Potatoes are one of the easiest root vegetables to grow. They are extremely versatile and can be grown in almost any kind of space from moderate sized containers to large fields. There are many different potato varieties, usually categorized as early, second early, and main crop potatoes. Early types are good for small spaces and are less likely to be affected by pests. Main crops take up the most space but are usually the best type to use if you intend to store your potatoes for later use. One of the advantages of growing your own potatoes is that they can be harvested and eaten at various stages of growth.

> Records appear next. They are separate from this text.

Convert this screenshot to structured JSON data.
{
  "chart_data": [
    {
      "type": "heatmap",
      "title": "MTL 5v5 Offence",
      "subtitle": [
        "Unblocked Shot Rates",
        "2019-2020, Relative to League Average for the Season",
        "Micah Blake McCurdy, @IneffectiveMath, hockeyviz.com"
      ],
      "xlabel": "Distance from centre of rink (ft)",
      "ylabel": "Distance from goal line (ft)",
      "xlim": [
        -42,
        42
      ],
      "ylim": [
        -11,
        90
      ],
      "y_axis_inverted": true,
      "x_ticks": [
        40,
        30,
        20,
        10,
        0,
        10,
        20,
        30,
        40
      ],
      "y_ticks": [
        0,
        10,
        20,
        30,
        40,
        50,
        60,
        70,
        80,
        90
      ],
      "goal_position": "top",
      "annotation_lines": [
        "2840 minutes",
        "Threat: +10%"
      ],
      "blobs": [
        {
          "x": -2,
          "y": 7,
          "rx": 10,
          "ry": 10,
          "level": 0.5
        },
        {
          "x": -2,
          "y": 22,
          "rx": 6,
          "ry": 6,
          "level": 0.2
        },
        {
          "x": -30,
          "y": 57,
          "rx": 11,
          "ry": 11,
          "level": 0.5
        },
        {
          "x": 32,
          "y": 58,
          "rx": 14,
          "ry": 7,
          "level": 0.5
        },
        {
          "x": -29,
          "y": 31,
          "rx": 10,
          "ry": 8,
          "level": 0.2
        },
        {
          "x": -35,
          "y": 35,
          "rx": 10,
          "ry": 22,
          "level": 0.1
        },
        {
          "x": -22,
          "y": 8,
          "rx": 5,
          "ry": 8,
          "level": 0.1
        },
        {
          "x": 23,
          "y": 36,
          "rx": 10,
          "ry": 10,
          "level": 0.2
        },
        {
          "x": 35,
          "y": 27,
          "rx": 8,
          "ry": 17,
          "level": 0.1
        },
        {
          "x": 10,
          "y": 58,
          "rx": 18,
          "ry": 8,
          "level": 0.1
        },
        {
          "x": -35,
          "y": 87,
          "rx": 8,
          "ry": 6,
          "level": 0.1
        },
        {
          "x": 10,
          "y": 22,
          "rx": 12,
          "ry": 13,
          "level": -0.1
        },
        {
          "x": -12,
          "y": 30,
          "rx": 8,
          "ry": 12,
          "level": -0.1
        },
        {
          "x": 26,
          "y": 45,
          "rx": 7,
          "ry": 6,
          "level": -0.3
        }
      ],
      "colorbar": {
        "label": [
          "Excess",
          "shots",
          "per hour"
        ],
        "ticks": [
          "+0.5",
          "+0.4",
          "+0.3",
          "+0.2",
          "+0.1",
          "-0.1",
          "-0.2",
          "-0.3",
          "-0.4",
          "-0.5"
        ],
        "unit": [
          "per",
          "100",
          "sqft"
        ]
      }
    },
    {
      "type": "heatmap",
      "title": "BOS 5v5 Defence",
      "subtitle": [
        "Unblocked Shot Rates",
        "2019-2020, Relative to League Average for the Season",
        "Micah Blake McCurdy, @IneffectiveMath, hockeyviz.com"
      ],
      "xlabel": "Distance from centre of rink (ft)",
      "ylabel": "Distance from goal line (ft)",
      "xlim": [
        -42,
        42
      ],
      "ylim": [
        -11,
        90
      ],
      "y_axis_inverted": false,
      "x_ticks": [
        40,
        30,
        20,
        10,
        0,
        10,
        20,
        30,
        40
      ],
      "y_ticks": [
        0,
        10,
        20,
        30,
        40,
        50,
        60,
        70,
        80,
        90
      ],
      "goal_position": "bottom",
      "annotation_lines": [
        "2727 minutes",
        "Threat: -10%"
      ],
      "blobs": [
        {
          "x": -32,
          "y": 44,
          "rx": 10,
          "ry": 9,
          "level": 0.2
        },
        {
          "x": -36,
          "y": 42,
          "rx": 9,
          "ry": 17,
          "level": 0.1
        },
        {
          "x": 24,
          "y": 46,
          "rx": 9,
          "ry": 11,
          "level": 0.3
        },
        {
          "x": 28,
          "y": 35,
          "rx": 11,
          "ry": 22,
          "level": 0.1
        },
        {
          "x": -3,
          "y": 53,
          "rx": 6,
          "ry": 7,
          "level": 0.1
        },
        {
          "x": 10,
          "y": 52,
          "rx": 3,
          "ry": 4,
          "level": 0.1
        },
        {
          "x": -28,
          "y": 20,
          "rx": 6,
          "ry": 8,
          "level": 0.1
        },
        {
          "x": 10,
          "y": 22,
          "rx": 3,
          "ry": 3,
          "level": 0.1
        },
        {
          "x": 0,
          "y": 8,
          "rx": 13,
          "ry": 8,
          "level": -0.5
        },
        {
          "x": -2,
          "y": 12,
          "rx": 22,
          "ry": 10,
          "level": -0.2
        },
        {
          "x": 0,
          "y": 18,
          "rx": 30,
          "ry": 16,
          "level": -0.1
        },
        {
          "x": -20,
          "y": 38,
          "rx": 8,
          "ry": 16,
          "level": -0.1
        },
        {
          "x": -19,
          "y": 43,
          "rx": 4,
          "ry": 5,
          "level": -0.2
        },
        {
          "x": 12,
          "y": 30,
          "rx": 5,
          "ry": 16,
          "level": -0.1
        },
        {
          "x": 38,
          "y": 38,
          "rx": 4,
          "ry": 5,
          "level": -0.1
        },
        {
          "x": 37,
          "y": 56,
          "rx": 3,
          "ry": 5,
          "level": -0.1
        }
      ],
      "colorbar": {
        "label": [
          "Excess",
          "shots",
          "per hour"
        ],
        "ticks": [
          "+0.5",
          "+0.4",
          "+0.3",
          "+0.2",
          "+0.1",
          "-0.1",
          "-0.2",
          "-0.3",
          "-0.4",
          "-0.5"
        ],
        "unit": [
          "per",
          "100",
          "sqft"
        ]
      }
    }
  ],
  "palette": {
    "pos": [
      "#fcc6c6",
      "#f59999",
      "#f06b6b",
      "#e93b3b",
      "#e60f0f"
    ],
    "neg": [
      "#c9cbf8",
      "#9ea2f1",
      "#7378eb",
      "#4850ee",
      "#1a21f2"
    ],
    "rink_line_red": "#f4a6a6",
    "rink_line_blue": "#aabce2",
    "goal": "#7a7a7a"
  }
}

Here are five top tips for growing your own potatoes
- Allow your seed potatoes to chit (or sprout) before planting in the ground. Chitting involves placing your seed potatoes somewhere cool and light where they can develop sturdy shoots. Place them in egg boxes, or shallow trays, and make sure any shoots are facing upwards. Leave seed potatoes to chit for a few weeks before planting.
- ‘Earth up’ your potatoes for optimum growth. ‘Earthing up’ involves placing extra soil around the base of your potato plants to help them grow better. You can also mix well-rotted compost into the soil to help retain moisture. It should be performed at 2-3 week intervals, and can be done 3-4 times throughout the growing season.
- Protect the foliage. Potato foliage can spread far and wide. This is good news if you intend to plant your crops in a spot where there are lots of weeds, as the extensive foliage on your potato plants will drown them out. Keep foliage healthy by protecting them from frost and giving them plenty of sunlight.
- Try growing your potatoes in containers. Potatoes are excellent vegetables to grow in containers if you are short on garden space. Make sure you use good quality soil, and plant in a container that is at least 35cm deep and 50cm wide. Place your container on bricks, or something similar, to ensure it has adequate drainage.
- Watch out for potato blight. Potato blight is caused by a fungus which produces an infection characterised by dark brown patches on the leaves. The infection eventually travels down to the tubers and causes them to turn slimy and rotten. To prevent the infection spreading, you should destroy any leaves and tubers showing signs of blight.